Berdasar pengalaman, brand "perencana" ya disambut oleh khalayak dengan 
labelling sebagai perencana. Otomatis saya memposisikan dan orang menempatkan 
saya kesisi perencanaan. Tidak bicara pelaksanaan. Ini beda misalnya dengan 
"insinyur sipil" atau "ahli keuangan" atau "ahli manajemen" yang dianggap wajar 
berkecimpung di bagian perencanaan, pelaksanaan, atau pengawasan.
  
  Kedua, kata "tata ruang". Harus diakui ini memang bukan kata yang langsung 
menyentuh kebutuhan (hak) dasar masyarakat yang mereka rasakan sehari-hari. 

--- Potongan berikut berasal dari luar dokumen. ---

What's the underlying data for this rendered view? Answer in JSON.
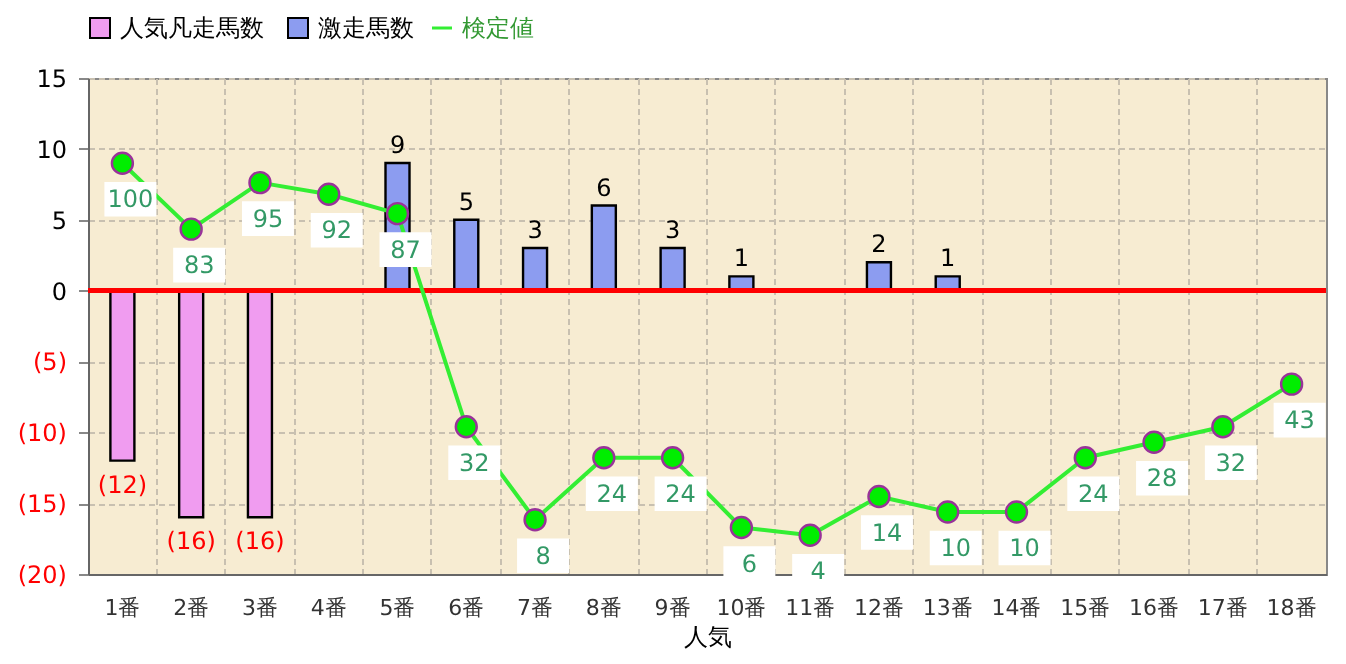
{
  "chart_data": {
    "type": "bar",
    "categories": [
      "1番",
      "2番",
      "3番",
      "4番",
      "5番",
      "6番",
      "7番",
      "8番",
      "9番",
      "10番",
      "11番",
      "12番",
      "13番",
      "14番",
      "15番",
      "16番",
      "17番",
      "18番"
    ],
    "xlabel": "人気",
    "series": [
      {
        "name": "人気凡走馬数",
        "color": "#f09cf0",
        "values": [
          -12,
          -16,
          -16,
          null,
          null,
          null,
          null,
          null,
          null,
          null,
          null,
          null,
          null,
          null,
          null,
          null,
          null,
          null
        ],
        "value_labels": [
          "(12)",
          "(16)",
          "(16)",
          null,
          null,
          null,
          null,
          null,
          null,
          null,
          null,
          null,
          null,
          null,
          null,
          null,
          null,
          null
        ]
      },
      {
        "name": "激走馬数",
        "color": "#8c9cf0",
        "values": [
          null,
          null,
          null,
          null,
          9,
          5,
          3,
          6,
          3,
          1,
          null,
          2,
          1,
          null,
          null,
          null,
          null,
          null
        ],
        "value_labels": [
          null,
          null,
          null,
          null,
          "9",
          "5",
          "3",
          "6",
          "3",
          "1",
          null,
          "2",
          "1",
          null,
          null,
          null,
          null,
          null
        ]
      },
      {
        "name": "検定値",
        "type": "line",
        "axis": "y2",
        "color": "#33ee33",
        "marker": "circle",
        "line_style": "solid",
        "values": [
          100,
          83,
          95,
          92,
          87,
          32,
          8,
          24,
          24,
          6,
          4,
          14,
          10,
          10,
          24,
          28,
          32,
          43
        ],
        "value_labels": [
          "100",
          "83",
          "95",
          "92",
          "87",
          "32",
          "8",
          "24",
          "24",
          "6",
          "4",
          "14",
          "10",
          "10",
          "24",
          "28",
          "32",
          "43"
        ]
      }
    ],
    "ylim": [
      -20,
      15
    ],
    "yticks": [
      {
        "value": -20,
        "label": "(20)"
      },
      {
        "value": -15,
        "label": "(15)"
      },
      {
        "value": -10,
        "label": "(10)"
      },
      {
        "value": -5,
        "label": "(5)"
      },
      0,
      5,
      10,
      15
    ],
    "y2lim": [
      -6,
      122
    ],
    "ref_lines": [
      {
        "axis": "y",
        "value": 0,
        "color": "#ff0000"
      }
    ],
    "grid": true,
    "legend": "top"
  }
}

Beda dengan kata pendidikan, kesehatan, ekonomi (harga pangan, lapangan kerja). 
Sedikit tidak langsung dengan kebutuhan masyarakat adalah kata "lingkungan 
hidup", juga "perhubungan", karena masih bisa dirasakan. Tapi "tata ruang"? 
Orang masih lebih familiar dengan kata "pembangunan daerah", atau "perkotaan." 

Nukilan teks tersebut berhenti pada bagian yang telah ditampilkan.